I believe there are many good sleeping strategies found within the internet.

However the most critical element here is discipline where meditation and breathing techniques will help.

I believe for a normal adult person sleeping 7-8 hours [relative to age, older = less] starting 11pm-12am is sufficient.
My smart watch recommend 10 pm as a starting to sleep time, but I don’t think that is compulsory.

If you have a strategy, and had slept at 5.30 am, you should set an alarm to wake up at 12.30 noon and do some hard tiring exercises so that you will feel tired by 12.00 midnight.

If you cannot fall asleep you must still lay in bed by say 12 midnight while doing meditation or shamanic breathing which will take one’s attention from one wanting to sleep.
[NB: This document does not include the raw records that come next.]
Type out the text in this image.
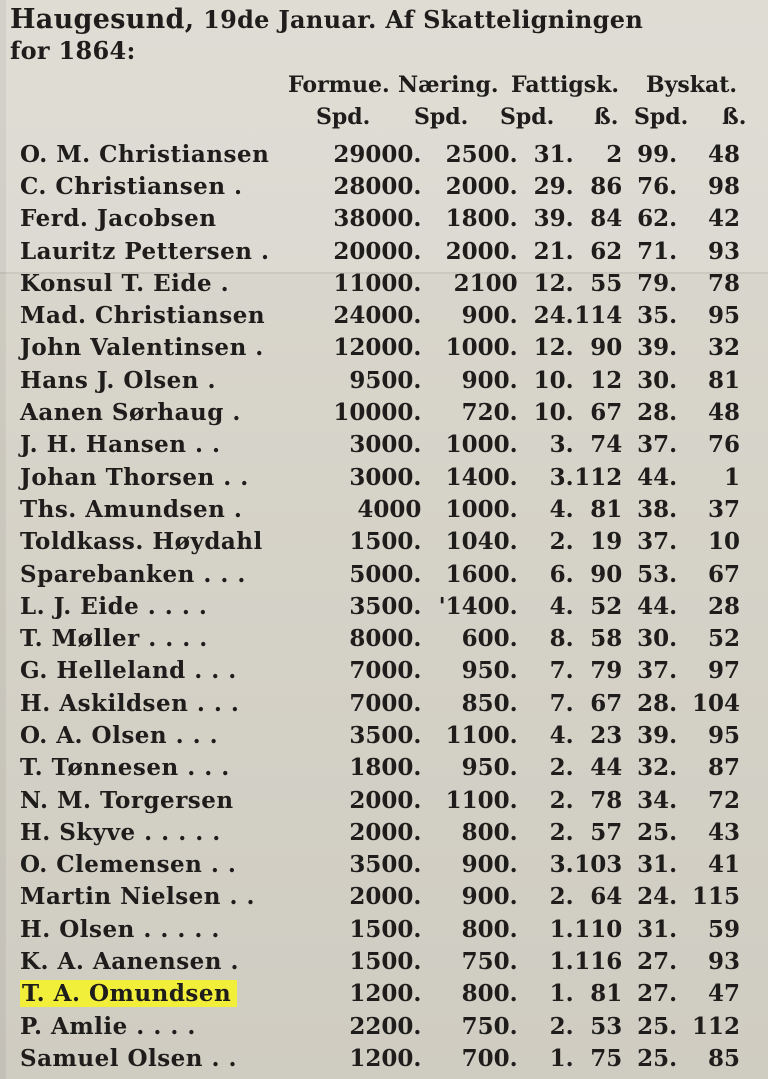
Haugesund, 19de Januar. Af Skatteligningen
for 1864:
Formue. Næring. Fattigsk. Byskat.
Spd. Spd. Spd. ß. Spd. ß.
O. M. Christiansen	29000.	2500.	31.	2	99.	48
C. Christiansen .	28000.	2000.	29.	86	76.	98
Ferd. Jacobsen	38000.	1800.	39.	84	62.	42
Lauritz Pettersen .	20000.	2000.	21.	62	71.	93
Konsul T. Eide .	11000.	2100	12.	55	79.	78
Mad. Christiansen	24000.	900.	24.	114	35.	95
John Valentinsen .	12000.	1000.	12.	90	39.	32
Hans J. Olsen .	9500.	900.	10.	12	30.	81
Aanen Sørhaug .	10000.	720.	10.	67	28.	48
J. H. Hansen . .	3000.	1000.	3.	74	37.	76
Johan Thorsen . .	3000.	1400.	3.	112	44.	1
Ths. Amundsen .	4000	1000.	4.	81	38.	37
Toldkass. Høydahl	1500.	1040.	2.	19	37.	10
Sparebanken . . .	5000.	1600.	6.	90	53.	67
L. J. Eide . . . .	3500.	'1400.	4.	52	44.	28
T. Møller . . . .	8000.	600.	8.	58	30.	52
G. Helleland . . .	7000.	950.	7.	79	37.	97
H. Askildsen . . .	7000.	850.	7.	67	28.	104
O. A. Olsen . . .	3500.	1100.	4.	23	39.	95
T. Tønnesen . . .	1800.	950.	2.	44	32.	87
N. M. Torgersen	2000.	1100.	2.	78	34.	72
H. Skyve . . . . .	2000.	800.	2.	57	25.	43
O. Clemensen . .	3500.	900.	3.	103	31.	41
Martin Nielsen . .	2000.	900.	2.	64	24.	115
H. Olsen . . . . .	1500.	800.	1.	110	31.	59
K. A. Aanensen .	1500.	750.	1.	116	27.	93
T. A. Omundsen	1200.	800.	1.	81	27.	47
P. Amlie . . . .	2200.	750.	2.	53	25.	112
Samuel Olsen . .	1200.	700.	1.	75	25.	85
I’m awake at 3 am merely because of the newly found need to resolve almost catch22 situations, not that they have not had any precedence in more general and more inclusive concerns, (hoping to find solutions on that wider basis), &(fearing confusion between real and unreal connections between theoretical and practical applications thereof, due either to mere memory disconnect then from covering a cowering state of mind leading to suppression and/or denial).
but, also, the fear of oversleeping my life away, where I may suddenly may empathise with the rude, too rude awakening in, " All life is but a dream".
I guess it goes down to increased awareness of the .hourglass.

I have other issues causing the problem, but don’t worry about it. :wink:

Why am I still up…? a fibro headache, is why. :neutral_face:

…a cup of Organic tea w soya milk, for me.

…a hypothermic non-regulation of body temperature this time… nothing that an electric blanket on low can’t resolve… for now.

Can it be called breakfast if one hasn’t slept? Well… either way, that’s what I’ll be having.